Added for head-lamp back-up and high efficiency:
1 - Gerber Ultra Task 1-AA: 6 Lumens wide angle beam; 30-32hr life; pocket/hat clip; machined alloy aluminum and o-ring sealed tail-cap; no switches to fail, just twist the tail-cap to make battery contact; circuitry enhances light output throughout battery life for maximizing batteries; very compact...END EDIT.

AAA batteries: 1,000 mAhr NiMH** - 8; 800 mAhr NiMH - 6; Alkaline - 14
AA batteries: 2,650 mAhr NiMH** - 4; EDIT: 1,400 mAhr NiMH - 4; Alkaline - 12 END EDIT.
** daily use...Alkaline batteries for emergency back-up only.

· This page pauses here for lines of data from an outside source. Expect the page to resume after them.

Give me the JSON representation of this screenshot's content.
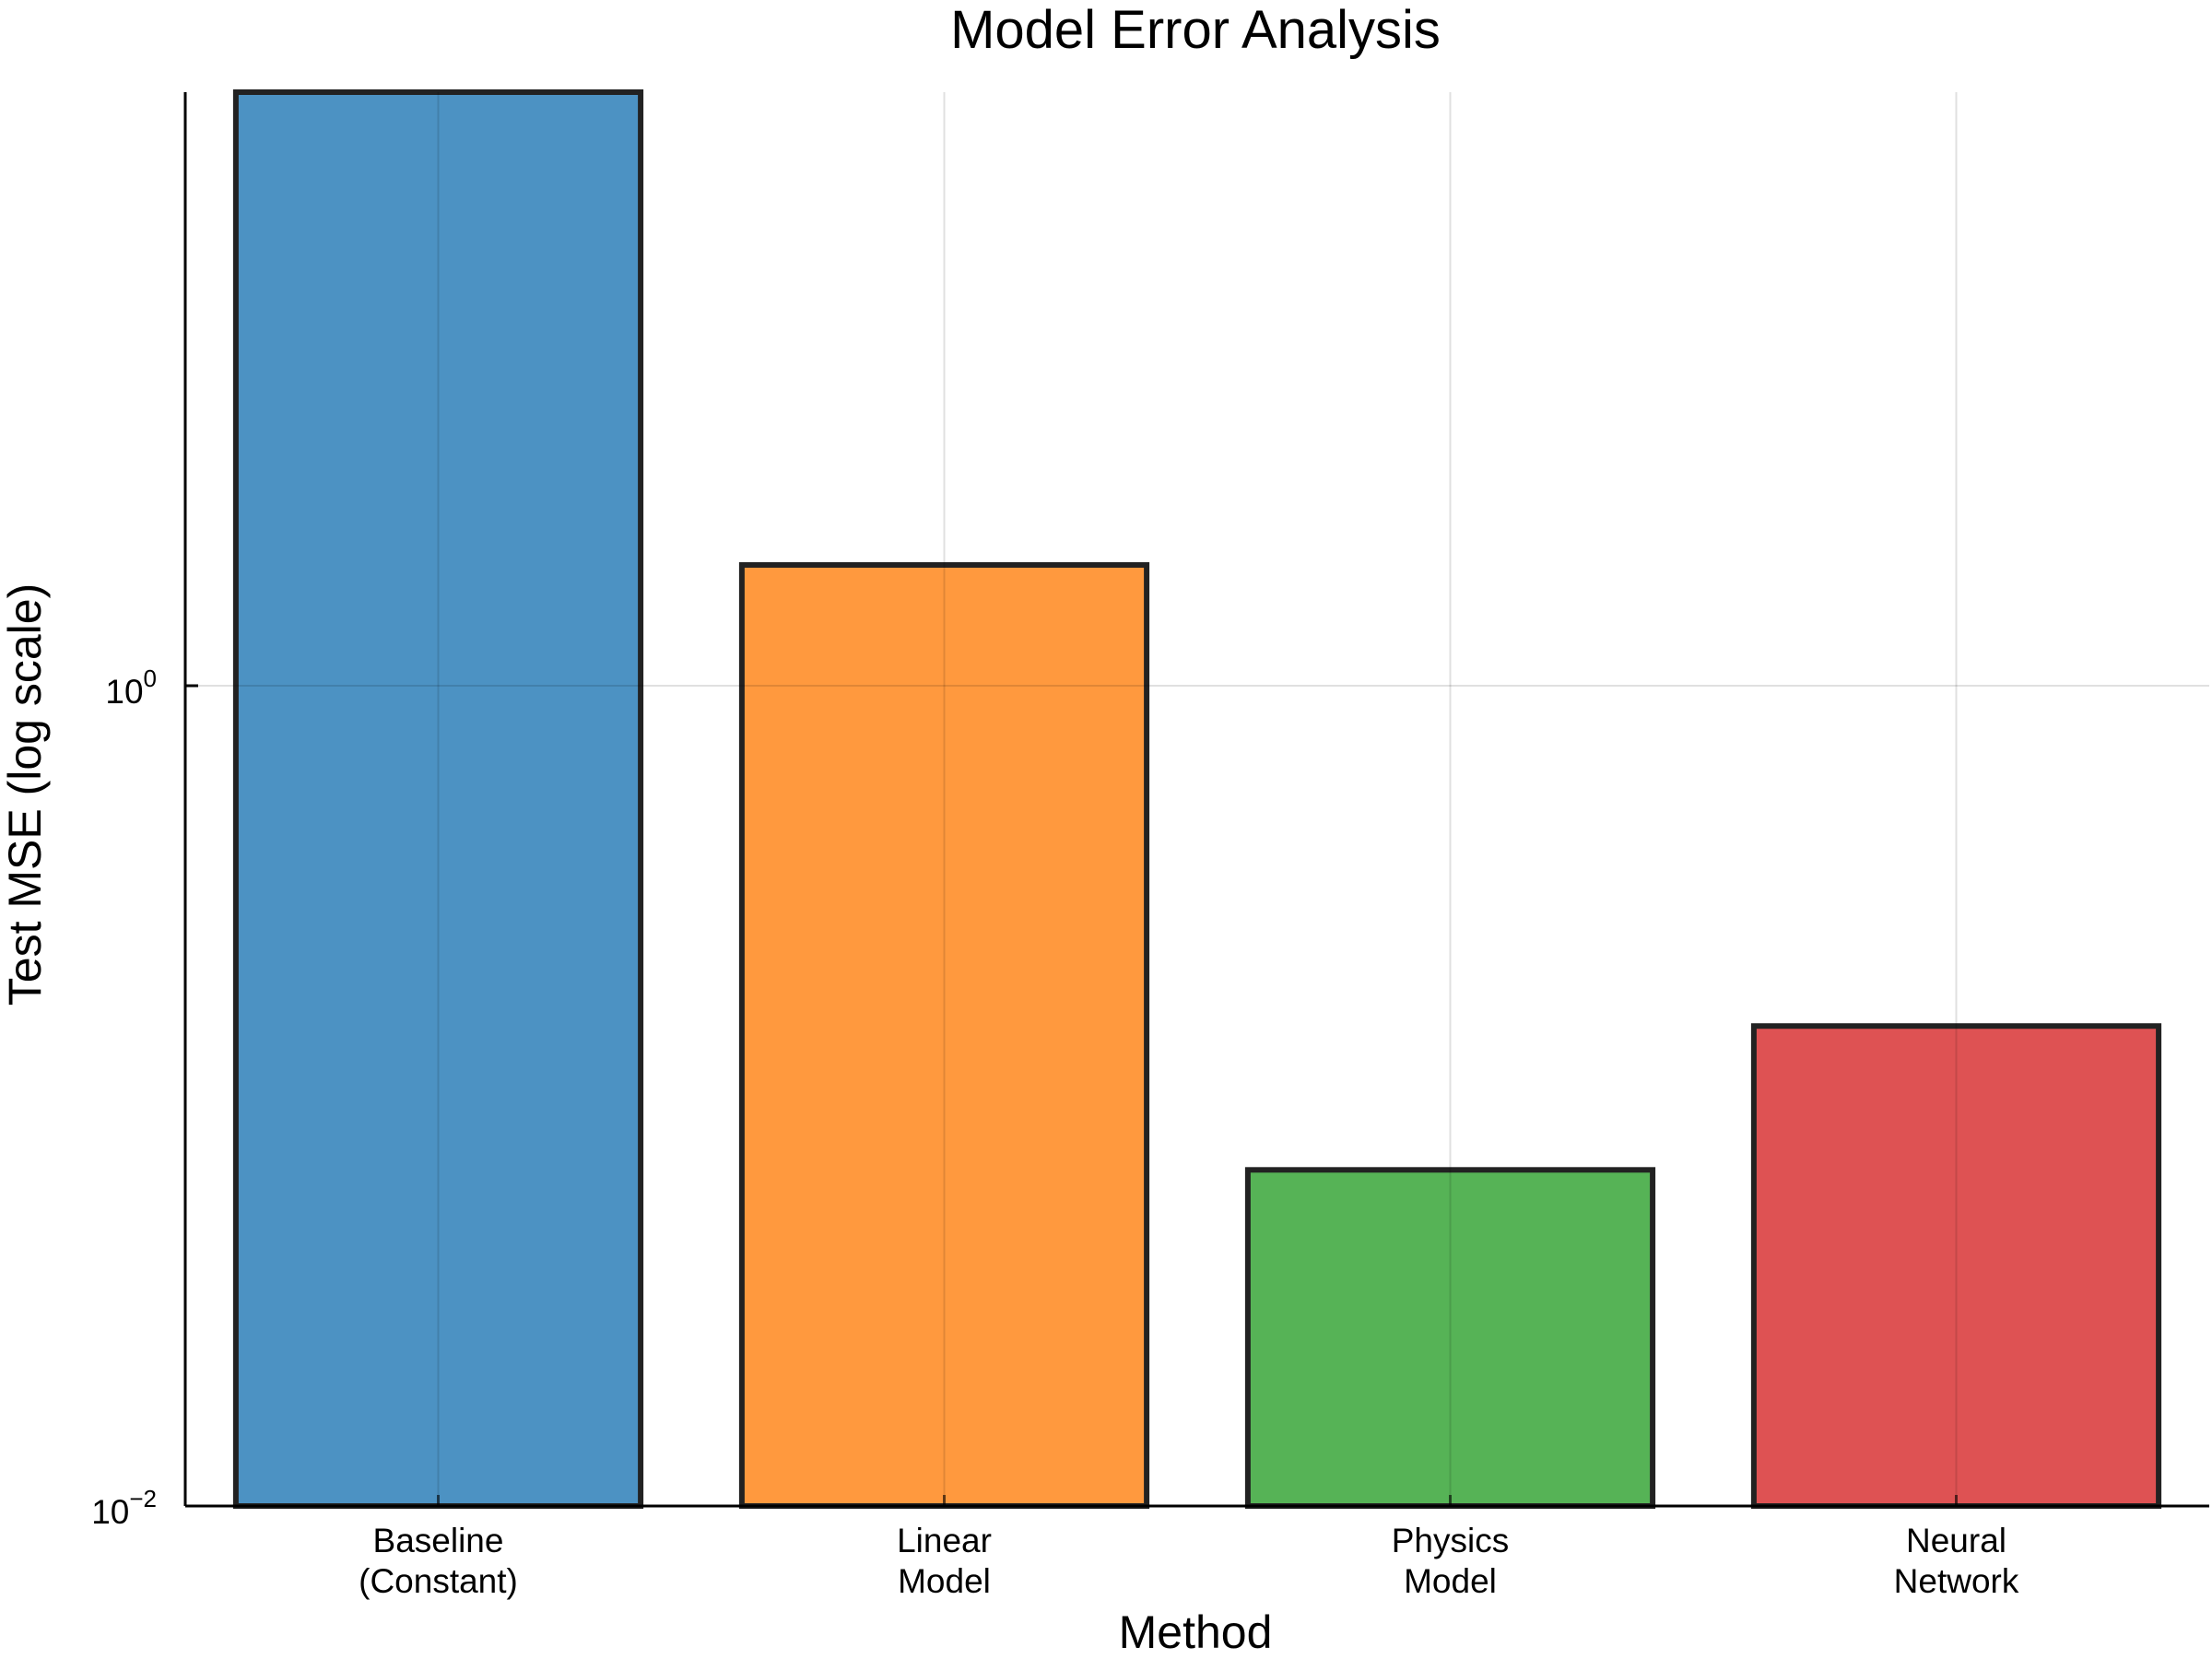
{
  "chart_data": {
    "type": "bar",
    "title": "Model Error Analysis",
    "xlabel": "Method",
    "ylabel": "Test MSE (log scale)",
    "yscale": "log",
    "ylim": [
      0.01,
      28
    ],
    "yticks": [
      {
        "value": 1,
        "base": "10",
        "exponent": "0"
      },
      {
        "value": 0.01,
        "base": "10",
        "exponent": "−2"
      }
    ],
    "categories": [
      [
        "Baseline",
        "(Constant)"
      ],
      [
        "Linear",
        "Model"
      ],
      [
        "Physics",
        "Model"
      ],
      [
        "Neural",
        "Network"
      ]
    ],
    "values": [
      28,
      1.97,
      0.066,
      0.148
    ],
    "colors": [
      "#1f77b4",
      "#ff7f0e",
      "#2ca02c",
      "#d62728"
    ],
    "bar_opacity": 0.8,
    "grid": true,
    "legend": false
  }
}
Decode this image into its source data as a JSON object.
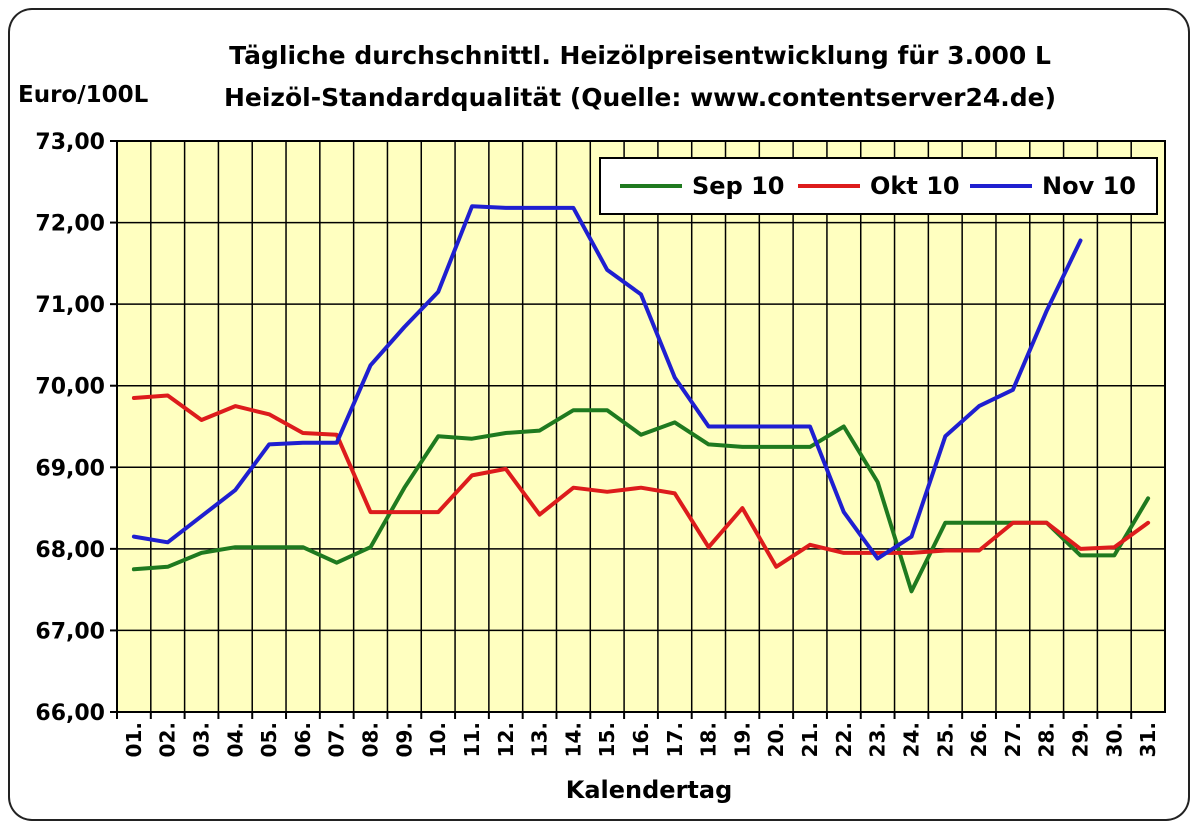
{
  "chart_data": {
    "type": "line",
    "title": "Tägliche durchschnittl. Heizölpreisentwicklung für 3.000 L",
    "subtitle": "Heizöl-Standardqualität (Quelle: www.contentserver24.de)",
    "ylabel": "Euro/100L",
    "xlabel": "Kalendertag",
    "ylim": [
      66,
      73
    ],
    "yticks": [
      "66,00",
      "67,00",
      "68,00",
      "69,00",
      "70,00",
      "71,00",
      "72,00",
      "73,00"
    ],
    "categories": [
      "01.",
      "02.",
      "03.",
      "04.",
      "05.",
      "06.",
      "07.",
      "08.",
      "09.",
      "10.",
      "11.",
      "12.",
      "13.",
      "14.",
      "15.",
      "16.",
      "17.",
      "18.",
      "19.",
      "20.",
      "21.",
      "22.",
      "23.",
      "24.",
      "25.",
      "26.",
      "27.",
      "28.",
      "29.",
      "30.",
      "31."
    ],
    "grid": true,
    "legend_position": "top-right",
    "background_color": "#ffffc0",
    "series": [
      {
        "name": "Sep 10",
        "color": "#1f7a1f",
        "values": [
          67.75,
          67.78,
          67.95,
          68.02,
          68.02,
          68.02,
          67.83,
          68.02,
          68.75,
          69.38,
          69.35,
          69.42,
          69.45,
          69.7,
          69.7,
          69.4,
          69.55,
          69.28,
          69.25,
          69.25,
          69.25,
          69.5,
          68.82,
          67.48,
          68.32,
          68.32,
          68.32,
          68.32,
          67.92,
          67.92,
          68.62
        ]
      },
      {
        "name": "Okt 10",
        "color": "#dd1c1c",
        "values": [
          69.85,
          69.88,
          69.58,
          69.75,
          69.65,
          69.42,
          69.4,
          68.45,
          68.45,
          68.45,
          68.9,
          68.98,
          68.42,
          68.75,
          68.7,
          68.75,
          68.68,
          68.02,
          68.5,
          67.78,
          68.05,
          67.95,
          67.95,
          67.95,
          67.98,
          67.98,
          68.32,
          68.32,
          68.0,
          68.02,
          68.32
        ]
      },
      {
        "name": "Nov 10",
        "color": "#1f1fd0",
        "values": [
          68.15,
          68.08,
          68.4,
          68.72,
          69.28,
          69.3,
          69.3,
          70.25,
          70.72,
          71.15,
          72.2,
          72.18,
          72.18,
          72.18,
          71.42,
          71.12,
          70.1,
          69.5,
          69.5,
          69.5,
          69.5,
          68.45,
          67.88,
          68.15,
          69.38,
          69.75,
          69.95,
          70.92,
          71.78,
          null,
          null
        ]
      }
    ]
  }
}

Rapid-rate NiMH charger - 15 minute Energizer with 12 VDC lighter adapter; max current draw = 5 amps; fan cooled; capable of charging 1-4 batteries in any AA/AAA size/qty combination via individual charging circuits (used for daily carry vehicle recharging, will rely on this as part of my home bug-in and/or bug-out use as well...have 2 additional 2-4 cell chargers @ home, and all chargers are AC/DC capable)

*SHELTER & SLEEPING*:
1 - 5*F rated mummy bag, double-layer overlapping tubular insulation, 3\" zipper draft tube, shoulder draft collar, shoulder stuff sack with 4 lateral compression straps, top flap and corded closure [4lb-4.7oz]
1 - poly tarp, 8\' x 10\' heavy-duty, (10 mil, 175 GSM, 14 x 14 standard weave), silver/black reversible (use black to absorb radiant thermal energy (sunlight), use silver to reflect short-wave radiation onto your body (from fire)

Note: in the absence of seasonal (winter) items, I may opt to utilize this space and weight for additional water, especially during the hotter, drier summer months.

I should also mention that being this pack is with me at work in a DOT regulated vehicle, weapon carry is prohibited, and by OSHA regulation as well, so even with a camp axe, saw, knives, etc, I\'m really stretching the rules pretty far. I do plan on adding a decent slingshot to my pack, eventually, so with snares, I can procure food of some form or another. Fishing is not even a thought, as most streams and ponds in my area are seasonal/weather dependent, and generally dry.

Still a work in progress, but then, are we ever really done preparing?

*EDIT*: (12-19-12) I added a Sawyer SP140 water filter bottle, 1 large (9\" x 2\" x 14\") and 1 medium (7\" x 2 \" x 10\") dry-box, and 1 - med/lg (9\" x 9\" x 15\") Vinyl dry-bag to store first aid, batteries, electronics and other critical/sensitive gear.


----------